Define a graph $G_n$ whose vertices are the points in $\mathbb{R}^n$ with an edge connecting any two points that are one unit apart. Such a graph is called the unit distance graph in $\mathbb{R}^n$. Let's consider a random walk of $s$ steps on $G_n$, beginning at the origin. Let $P=P(n,s)$ be the probability that the last point in the walk is within one unit of the origin.
The answer for the degenerate case $n=1$:
$$P(1,s)=\begin{cases}\frac{\displaystyle\binom{s}{s/2}}{\displaystyle 2^{s+1}}&s\text{ even}\\\frac{\displaystyle\binom{s}{(s+1)/2}}{\displaystyle 2^{s-1}}&s\text{ odd}\end{cases}$$
Some other initial results:
- $P(n,1)=1$
- In the answer to this problem, we see that $P(2,s)=\frac{1}{s+1}$ for $s\ge 2$.

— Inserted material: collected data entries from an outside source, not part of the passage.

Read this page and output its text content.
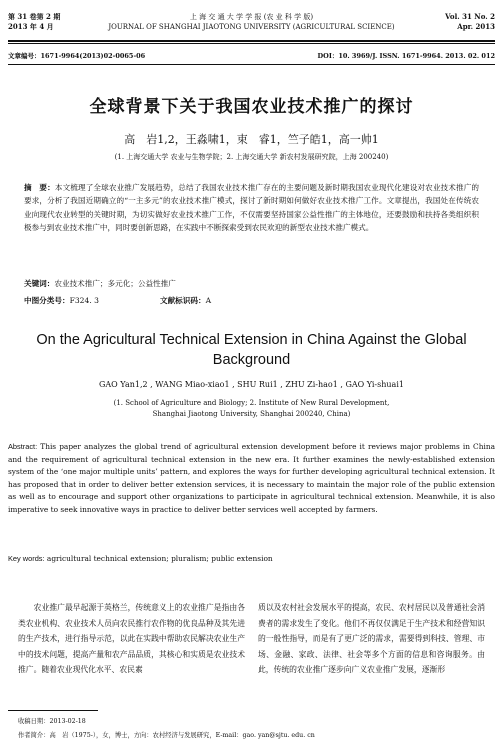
第 31 卷第 2 期
2013 年 4 月
上 海 交 通 大 学 学 报 (农 业 科 学 版)
JOURNAL OF SHANGHAI JIAOTONG UNIVERSITY (AGRICULTURAL SCIENCE)
Vol. 31 No. 2
Apr. 2013
文章编号：1671-9964(2013)02-0065-06	DOI：10. 3969/J. ISSN. 1671-9964. 2013. 02. 012
全球背景下关于我国农业技术推广的探讨
高　岩1,2，王淼啸1，束　睿1，竺子皓1，高一帅1
(1. 上海交通大学 农业与生物学院；2. 上海交通大学 新农村发展研究院，上海 200240)
摘　要：本文梳理了全球农业推广发展趋势，总结了我国农业技术推广存在的主要问题及新时期我国农业现代化建设对农业技术推广的要求，分析了我国近期确立的“一主多元”的农业技术推广模式，探讨了新时期如何做好农业技术推广工作。文章提出，我国处在传统农业向现代农业转型的关键时期，为切实做好农业技术推广工作，不仅需要坚持国家公益性推广的主体地位，还要鼓励和扶持各类组织积极参与到农业技术推广中，同时要创新思路，在实践中不断探索受到农民欢迎的新型农业技术推广模式。
关键词：农业技术推广；多元化；公益性推广
中图分类号：F324. 3	文献标识码：A
On the Agricultural Technical Extension in China Against the Global Background
GAO Yan1,2 , WANG Miao-xiao1 , SHU Rui1 , ZHU Zi-hao1 , GAO Yi-shuai1
(1. School of Agriculture and Biology; 2. Institute of New Rural Development,
Shanghai Jiaotong University, Shanghai 200240, China)
Abstract: This paper analyzes the global trend of agricultural extension development before it reviews major problems in China and the requirement of agricultural technical extension in the new era. It further examines the newly-established extension system of the ‘one major multiple units’ pattern, and explores the ways for further developing agricultural technical extension. It has proposed that in order to deliver better extension services, it is necessary to maintain the major role of the public extension as well as to encourage and support other organizations to participate in agricultural technical extension. Meanwhile, it is also imperative to seek innovative ways in practice to deliver better services well accepted by farmers.
Key words: agricultural technical extension; pluralism; public extension
　　农业推广最早起源于英格兰，传统意义上的农业推广是指由各类农业机构、农业技术人员向农民推行农作物的优良品种及其先进的生产技术，进行指导示范，以此在实践中帮助农民解决农业生产中的技术问题，提高产量和农产品品质，其核心和实质是农业技术推广。随着农业现代化水平、农民素
质以及农村社会发展水平的提高，农民、农村居民以及普通社会消费者的需求发生了变化。他们不再仅仅满足于生产技术和经营知识的一般性指导，而是有了更广泛的需求，需要得到科技、管理、市场、金融、家政、法律、社会等多个方面的信息和咨询服务。由此，传统的农业推广逐步向广义农业推广发展，逐渐形
收稿日期：2013-02-18
作者简介：高　岩（1975-），女，博士，方向：农村经济与发展研究，E-mail：gao. yan@sjtu. edu. cn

- Intuitively, for fixed $n$, $\lim_{s\to\infty}P(n,s)=0$
It also shouldn't be that hard to compute $P(n,2)$. Take two unit hyperspheres whose centers are one unit apart. If $A_n$ is the surface area of one sphere contained in the other, then
$$P(n,2)=\frac{A_n}{|S_{n-1}|}\frac{A_n\Gamma(\frac{n}{2}+1)}{n\pi^{n/2}}$$
Three related questions:
- What is the general expression for $P(n,s)$?
- Can the problem for $n=2$ be solved without integration? The simple answer provided above suggests there might be a more elementary method than the one given in the link.
- Can the general problem be solved without integration?